If you have kept a secret from a friend, a family member, or a romantic partner, you are probably right. Not all of them, but some of them.

With a certain degree of certainty, I can tell you that your loved ones secrets are about ambitions, beliefs, habits, deceptions, desires, discontents and violations of trust. More than 50,000 people have been asked about their secrets, and these are the themes that we often see. I can tell you that we are not alone in the things that we keep.

Data from all over the world shows that we tend to keep the same ones. People are asked about these categories. The world could be printed on a single sheet of paper with each person's line. 98% of people say that they have at least one from the list, and they have an average of 13 Drugs, addiction, sex, mental health, trauma, family, finances, and cheating are included in this list.

The hard part of having a secret is not that you have to hide it, but that you have to live with it

We don't get asked about our secrets very often. The fact that secrets are easy to hide doesn't mean they are easy to live with. People say that they hold back in conversations because of a thought about their secret.

To keep a secret is to stray away from the everyday act of social connection. You prevent yourself from fully engaging when this happens because you don't want to get help from them.

What happens when we try to keep a secret? It increases the likelihood of hiding the secret, but it also increases the likelihood of thinking about it outside of that. We asked our participants to download an app on their phone so that we could randomly ping them throughout the day. After identifying their most important secret, participants were asked if it had come to their attention or if they had to hide it. The participants said that they thought about their secret one to two times a day. The more participants thought about their secrets outside of conversations, the worse they were for their health.

The hardest part of having a secret is not hiding it, but living with it alone. It's not likely that you'll find the most productive way of thinking about it when you only have your own mind. Each time you think about it, you can go through the same motions, have the same negative thoughts, and find yourself getting nowhere. It can take a conversation with someone else to escape the loop.

The research shows that people are more positive about disclosures than we think. It is highly unlikely that you will be afraid of the worst. It might take a dash of courage to reveal something sensitive, but when you do it will be appreciated by your friend. The door is open to disclosure if you are in the middle of a social interaction that makes you feel comfortable and open.

You could shout your secret lone in a forest, but a disclosure with no recipient is barely a disclosure at all

Just like a tree that nobody hears falling, a disclosure with no recipients is hardly a disclosure at all. When people reveal secrets, they seek out the people who are most helpful. Talking about a negative experience can bring back negative feelings, and this is why shouting your secret into the ether is not enough.

You can get emotional support and practical support from someone else.

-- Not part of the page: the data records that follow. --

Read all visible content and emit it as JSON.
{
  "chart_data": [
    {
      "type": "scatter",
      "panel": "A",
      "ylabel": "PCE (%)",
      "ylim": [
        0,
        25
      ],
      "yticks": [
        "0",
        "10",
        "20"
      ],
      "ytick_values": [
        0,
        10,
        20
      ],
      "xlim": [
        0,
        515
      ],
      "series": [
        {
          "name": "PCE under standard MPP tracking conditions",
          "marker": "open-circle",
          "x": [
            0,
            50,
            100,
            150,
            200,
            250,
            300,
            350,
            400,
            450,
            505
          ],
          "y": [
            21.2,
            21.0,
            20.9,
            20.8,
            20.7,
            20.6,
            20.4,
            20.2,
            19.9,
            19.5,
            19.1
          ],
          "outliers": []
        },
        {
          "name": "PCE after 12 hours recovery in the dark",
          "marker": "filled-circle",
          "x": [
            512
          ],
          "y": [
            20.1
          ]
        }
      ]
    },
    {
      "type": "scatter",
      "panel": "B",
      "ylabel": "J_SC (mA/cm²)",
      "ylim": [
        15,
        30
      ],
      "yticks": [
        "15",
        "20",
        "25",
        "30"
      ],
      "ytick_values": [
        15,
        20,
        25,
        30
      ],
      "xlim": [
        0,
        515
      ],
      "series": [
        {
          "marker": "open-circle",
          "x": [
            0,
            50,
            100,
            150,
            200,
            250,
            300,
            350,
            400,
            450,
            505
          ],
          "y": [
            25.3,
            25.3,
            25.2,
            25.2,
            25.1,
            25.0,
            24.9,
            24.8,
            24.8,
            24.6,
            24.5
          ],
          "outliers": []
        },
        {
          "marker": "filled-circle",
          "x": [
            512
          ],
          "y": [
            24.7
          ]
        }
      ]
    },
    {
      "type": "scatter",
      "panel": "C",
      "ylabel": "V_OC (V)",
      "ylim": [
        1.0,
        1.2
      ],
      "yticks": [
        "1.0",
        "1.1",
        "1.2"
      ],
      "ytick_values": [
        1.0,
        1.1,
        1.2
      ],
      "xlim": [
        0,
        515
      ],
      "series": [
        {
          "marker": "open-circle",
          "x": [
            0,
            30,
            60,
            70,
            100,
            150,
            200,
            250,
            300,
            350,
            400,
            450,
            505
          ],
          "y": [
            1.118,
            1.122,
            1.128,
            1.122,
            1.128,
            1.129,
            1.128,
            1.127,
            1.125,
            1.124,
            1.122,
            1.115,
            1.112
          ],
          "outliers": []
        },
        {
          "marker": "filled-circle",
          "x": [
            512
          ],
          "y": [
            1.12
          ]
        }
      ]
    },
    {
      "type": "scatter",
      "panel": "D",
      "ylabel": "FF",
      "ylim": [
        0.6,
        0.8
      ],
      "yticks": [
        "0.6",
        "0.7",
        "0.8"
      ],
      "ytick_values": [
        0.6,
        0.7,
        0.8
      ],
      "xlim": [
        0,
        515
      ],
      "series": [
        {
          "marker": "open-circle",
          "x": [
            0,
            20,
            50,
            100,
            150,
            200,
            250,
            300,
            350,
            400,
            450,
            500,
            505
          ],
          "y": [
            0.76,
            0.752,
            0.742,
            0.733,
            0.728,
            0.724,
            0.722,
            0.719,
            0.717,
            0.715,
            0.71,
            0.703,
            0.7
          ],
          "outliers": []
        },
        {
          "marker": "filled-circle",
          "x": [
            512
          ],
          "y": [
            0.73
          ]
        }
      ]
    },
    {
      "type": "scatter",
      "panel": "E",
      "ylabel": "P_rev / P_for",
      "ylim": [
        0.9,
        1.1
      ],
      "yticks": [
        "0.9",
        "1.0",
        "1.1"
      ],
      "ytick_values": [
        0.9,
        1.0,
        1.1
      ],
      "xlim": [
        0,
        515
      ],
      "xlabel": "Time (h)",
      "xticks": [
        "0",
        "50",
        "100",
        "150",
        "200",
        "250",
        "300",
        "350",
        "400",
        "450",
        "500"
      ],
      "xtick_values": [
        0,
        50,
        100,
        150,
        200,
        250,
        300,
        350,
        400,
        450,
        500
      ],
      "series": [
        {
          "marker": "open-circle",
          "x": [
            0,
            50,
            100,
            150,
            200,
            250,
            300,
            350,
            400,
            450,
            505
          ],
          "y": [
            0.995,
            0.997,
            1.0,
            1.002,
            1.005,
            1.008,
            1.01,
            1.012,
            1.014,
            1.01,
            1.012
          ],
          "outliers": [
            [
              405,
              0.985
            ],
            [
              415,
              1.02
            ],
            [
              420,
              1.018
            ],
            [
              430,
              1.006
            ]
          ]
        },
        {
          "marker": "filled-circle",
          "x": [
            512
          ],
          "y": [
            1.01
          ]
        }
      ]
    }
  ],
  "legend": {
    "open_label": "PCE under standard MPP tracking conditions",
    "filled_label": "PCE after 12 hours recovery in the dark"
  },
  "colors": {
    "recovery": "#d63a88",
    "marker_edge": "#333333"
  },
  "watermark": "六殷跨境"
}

If you are willing to open up, they are likely to give you one of either type. They can express sympathy or empathise with you. There are other people who can give advice. It's easier to break the vicious cycle of negative thinking when we bring other people in. We forget there are other ways to think about things when we think about them in the worst way. This is a sign that it's time to talk to someone if you're stuck on a secret and confused.

If you are keeping a secret from a friend, a family member, or a romantic partner, you probably have at least one more secret than you need. There is a chance that you have at least one too many secrets that you don't want the public to know. Others will open up to you if you are willing to do so.

The Secret Life of Secrets: How Our Inner Worlds Shapes Well- Being, Relationships, and Who We Are is available now. It can be purchased from guardianbookshop.com for £13.